Desde el 18 de marzo el gobierno federal en voz del Presidente y del Subsecretario aseguran que desde enero estamos preparándonos para la pandemia. “Vimos que pasó en Asia y Europa anticipadamente y eso nos permitió planear”, repite Gatell. Sin embargo, la realidad abrumadora da indicios de que la verdad es otra.

Es cierto que nadie podía saber que sufriríamos una pandemia, pero 2019 fue, de acuerdo con datos de Compranet, el único año desde 2006 en que no se adquirió un solo ventilador de esos que hoy son tan necesarios para afrontar al virus; se dio mantenimiento a algunos de ellos pero no se continuó con la práctica de adquirir nuevos para sustituir los más antiguos o defectuosos.

La verdad es que antes de la “sana distancia” en el ámbito federal no se había tomado ninguna acción, y al parecer la planeación que refieren las autoridades se limitó a realizar un análisis somero donde la conclusión fue que la pandemia no resultaría problemática.

Apenas un día antes de ordenar la cuarentena, López Obrador urgió a los ciudadanos a salir a las fondas a abrazarse y continuar con su vida normal.

Por cierto, fue hasta el mismo 23 de marzo por la tarde que el IMSS a través del procedimiento IA-050GYR007-E260-2020 encarga el estudio de mercado para la compra de los ventiladores volumétricos; queda entonces bastante claro en qué momento comienzan a dimensionar el problema en el que estábamos metidos.

La decisión tardía para atender la pandemia les obligó a tratar de conseguir ventiladores de manera emergente donde fuera y con quien fuera, haciendo la primera compra por adjudicación directa solamente un día después de la declaración de la sana distancia. El 24 de marzo se compran en 20 millones de pesos a Blue Net Nueva Inversión SA de CV, empresa de Baja California Sur, los ventiladores que tuviera.

Como la urgencia era evidente, se realiza el día 30 de marzo una nueva gran adjudicación directa por casi dos mil millones de pesos, a una empresa con malos antecedentes llamada Levanting Global Servicios, que además se dedica a otras cosas que nada tienen que ver con los equipos médicos, y como suele suceder en estos casos, no fue capaz de cumplir lo pactado, así que el IMSS no tuvo más remedio que reconocer el error y cancelar la compra.

Las desventuras de una preparación inexistente continuaron el 20 de abril cuando, tratando de adquirir los indispensables ventiladores, otorgan también por adjudicación directa un contrato de 31 millones de pesos a Cyber Robotics, empresa del hijo de Manuel Bartlett, en lo que a todas luces parece un tráfico de influencias para vender a sobreprecio.

La lista de escándalos de la trasformación de Obrador parece no terminar.
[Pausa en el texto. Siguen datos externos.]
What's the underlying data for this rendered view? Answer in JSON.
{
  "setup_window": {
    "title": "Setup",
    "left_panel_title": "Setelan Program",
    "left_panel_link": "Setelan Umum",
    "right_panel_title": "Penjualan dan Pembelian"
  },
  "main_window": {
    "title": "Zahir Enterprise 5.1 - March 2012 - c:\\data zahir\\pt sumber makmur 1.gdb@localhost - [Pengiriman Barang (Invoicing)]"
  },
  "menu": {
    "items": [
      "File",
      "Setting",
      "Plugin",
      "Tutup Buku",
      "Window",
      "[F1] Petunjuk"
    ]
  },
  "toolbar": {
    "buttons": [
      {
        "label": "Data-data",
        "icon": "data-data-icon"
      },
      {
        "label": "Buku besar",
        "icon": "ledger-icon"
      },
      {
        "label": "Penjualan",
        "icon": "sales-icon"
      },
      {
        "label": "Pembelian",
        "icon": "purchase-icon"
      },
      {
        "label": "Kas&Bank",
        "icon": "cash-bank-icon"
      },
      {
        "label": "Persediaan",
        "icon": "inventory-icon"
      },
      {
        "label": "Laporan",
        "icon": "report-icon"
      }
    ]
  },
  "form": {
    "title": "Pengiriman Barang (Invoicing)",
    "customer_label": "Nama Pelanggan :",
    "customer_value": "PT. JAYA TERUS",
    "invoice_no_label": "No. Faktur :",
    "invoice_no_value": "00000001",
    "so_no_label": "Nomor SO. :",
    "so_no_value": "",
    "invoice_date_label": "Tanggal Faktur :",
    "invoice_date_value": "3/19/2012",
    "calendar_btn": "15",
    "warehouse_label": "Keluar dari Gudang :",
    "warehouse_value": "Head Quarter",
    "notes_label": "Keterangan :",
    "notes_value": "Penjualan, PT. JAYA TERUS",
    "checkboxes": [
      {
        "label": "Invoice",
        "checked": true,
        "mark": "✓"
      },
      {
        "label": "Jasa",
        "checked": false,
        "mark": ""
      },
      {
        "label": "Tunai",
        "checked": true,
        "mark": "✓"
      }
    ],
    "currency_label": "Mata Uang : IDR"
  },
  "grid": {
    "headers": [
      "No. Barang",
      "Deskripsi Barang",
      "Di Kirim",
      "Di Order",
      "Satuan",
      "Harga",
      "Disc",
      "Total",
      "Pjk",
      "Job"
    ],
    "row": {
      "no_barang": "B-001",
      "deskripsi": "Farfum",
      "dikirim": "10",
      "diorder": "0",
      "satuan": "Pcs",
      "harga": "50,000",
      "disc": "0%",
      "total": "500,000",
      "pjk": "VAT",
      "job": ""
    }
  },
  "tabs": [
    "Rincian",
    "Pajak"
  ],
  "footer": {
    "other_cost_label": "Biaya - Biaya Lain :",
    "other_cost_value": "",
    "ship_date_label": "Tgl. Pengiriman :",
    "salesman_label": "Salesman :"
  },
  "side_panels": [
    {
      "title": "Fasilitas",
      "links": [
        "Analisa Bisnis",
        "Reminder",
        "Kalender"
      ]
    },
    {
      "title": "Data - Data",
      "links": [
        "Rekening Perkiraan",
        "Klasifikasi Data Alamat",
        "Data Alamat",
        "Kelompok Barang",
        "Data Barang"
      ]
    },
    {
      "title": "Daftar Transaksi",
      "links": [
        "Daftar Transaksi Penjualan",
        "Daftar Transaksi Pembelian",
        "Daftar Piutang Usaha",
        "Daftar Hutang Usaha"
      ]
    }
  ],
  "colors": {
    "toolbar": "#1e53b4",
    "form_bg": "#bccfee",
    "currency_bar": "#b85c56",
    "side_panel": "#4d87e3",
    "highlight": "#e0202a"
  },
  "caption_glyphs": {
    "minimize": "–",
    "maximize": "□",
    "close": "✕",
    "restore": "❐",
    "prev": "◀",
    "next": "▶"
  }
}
Apenas unos días después, el 21 de abril se le compran otros ventiladores a la empresa veracruzana recién creada en 2019, Bidcom SA de CV, por 98 millones de pesos, negocio propiedad de personas ligadas desde hace varios años y en distintos escenarios con Rocío Nahle, secretaria de Energía.

Al igual que el método Centinela, la compra del equipo ha resultado un proceso opaco, ineficaz, mal planeado y virtual, ya que los únicos equipos con los que realmente se cuenta son los que le enviaron de Estados Unidos por mensajería a Marcelo Ebrard el pasado 5 de mayo. Los demás no han podido materializarse y sí han dejado en evidencia la mala planeación, ingenuidad, negligencia o corrupción de las autoridades federales, cuyos intentos han resultado en operaciones fallidas o cuestionadas.— Mérida, Yucatán.